Vediamo di mettere insieme i pezzi disponibili fino ad ora.

    • Monica & Deborah & Laura
    • Venerdì 18 gennaio.
    • per-corsi multi-mediali
    • Alessandra & Marvi
    • Venerdì 20 gennaio. Lo hanno proposto loro perché il mercoledì non possono, va bene a tutti, in generale?
    • Video editing e dintorni
    • Maurizia & Ornella & Stefano
    • Mercoledì 25 gennaio
    • Maurizia: scrittura collaborativa
      1. Dalla scrittura individuale a quella collaborativa, dai testi a più mani a quelli collaborativi
      2. Lavoro in presenza/lavoro online: il contratto
      3. Abitare il Web
      4. I Forum/ il Wiki/ la Lim
      5. Cosa si può fare con i bambini e perché: “Il giallo, il colore del brivido” ( dare importanza al senso per cui si fanno certe attività —- porta anche all’uso consapevole delle Nuove Tecnologie )
      6. Personaggio guida
      7. Indicazioni di lavoro
    • Stefano: LOGO, ginnastica per la mente
      1. Papert, è entrato ormai nella sfera dei pedagogisti più conosciuti, tutti gli studenti di Formazione Primaria della Bicocca conoscono Papert come pedagogista ma nessuno conosce il linguaggio Logo da lui ideato.
      2. Il logo è stato una rivoluzione per l’informatica a scuola.
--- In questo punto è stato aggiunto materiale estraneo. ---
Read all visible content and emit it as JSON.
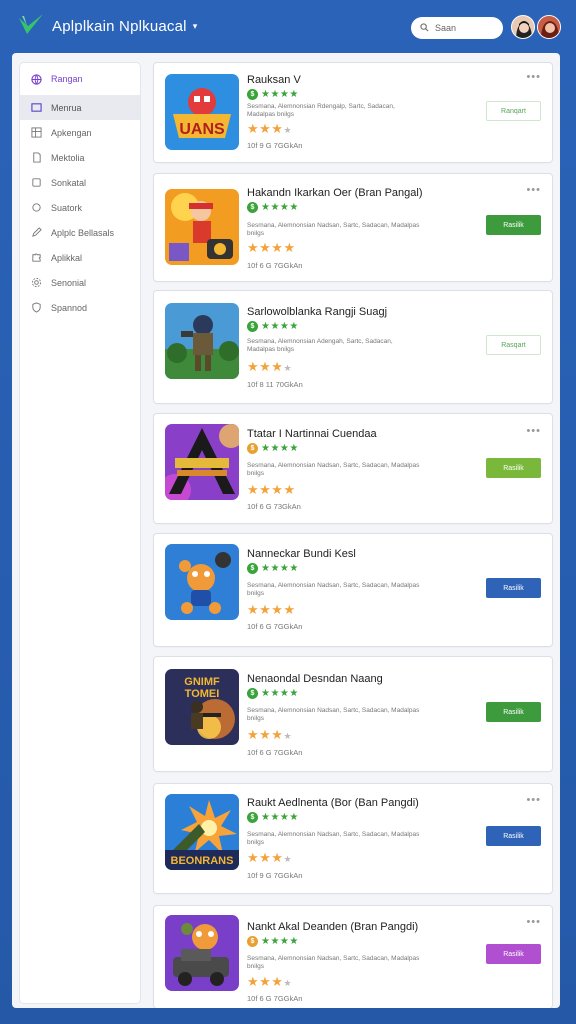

Fino agli anni 80 il computer era utilizzato per “insegnare ai bambini”. I software utilizzati erano soprattutto di tipo Drill and practice
      3. Papert capovolse l’impostazione: non è il computer che deve insegnare ai bambini ma i bambini che devono insegnare al computer.
      4. Metafora della tartaruga. Inizialmente era un piccolo automa che disegnava sul pavimento, in seguito per motivi economici si è passati ad un piccolo triangolino isoscele che, sullo schermo, simula l’automa. Il bambino si identifica con l’attività motoria della tartaruga.
      5. Esempi di comandi e loro sintassi: predicato + argomento
        1. iterazione
        2. una funzione (quadrato)
        3. funzione con parametro (le variabili)
        4. quadrato :lato
        5. classe dei resti: il modulo 360
        6. un esagono modulo 360/6
        7. poligono con parametro 360/ :lati
        8. la ricorsione (esempi di poesie, filastrocche, giochini)
        9. la spirale
        10. il salto condizionale SE (condizione) ALLORA (esegui)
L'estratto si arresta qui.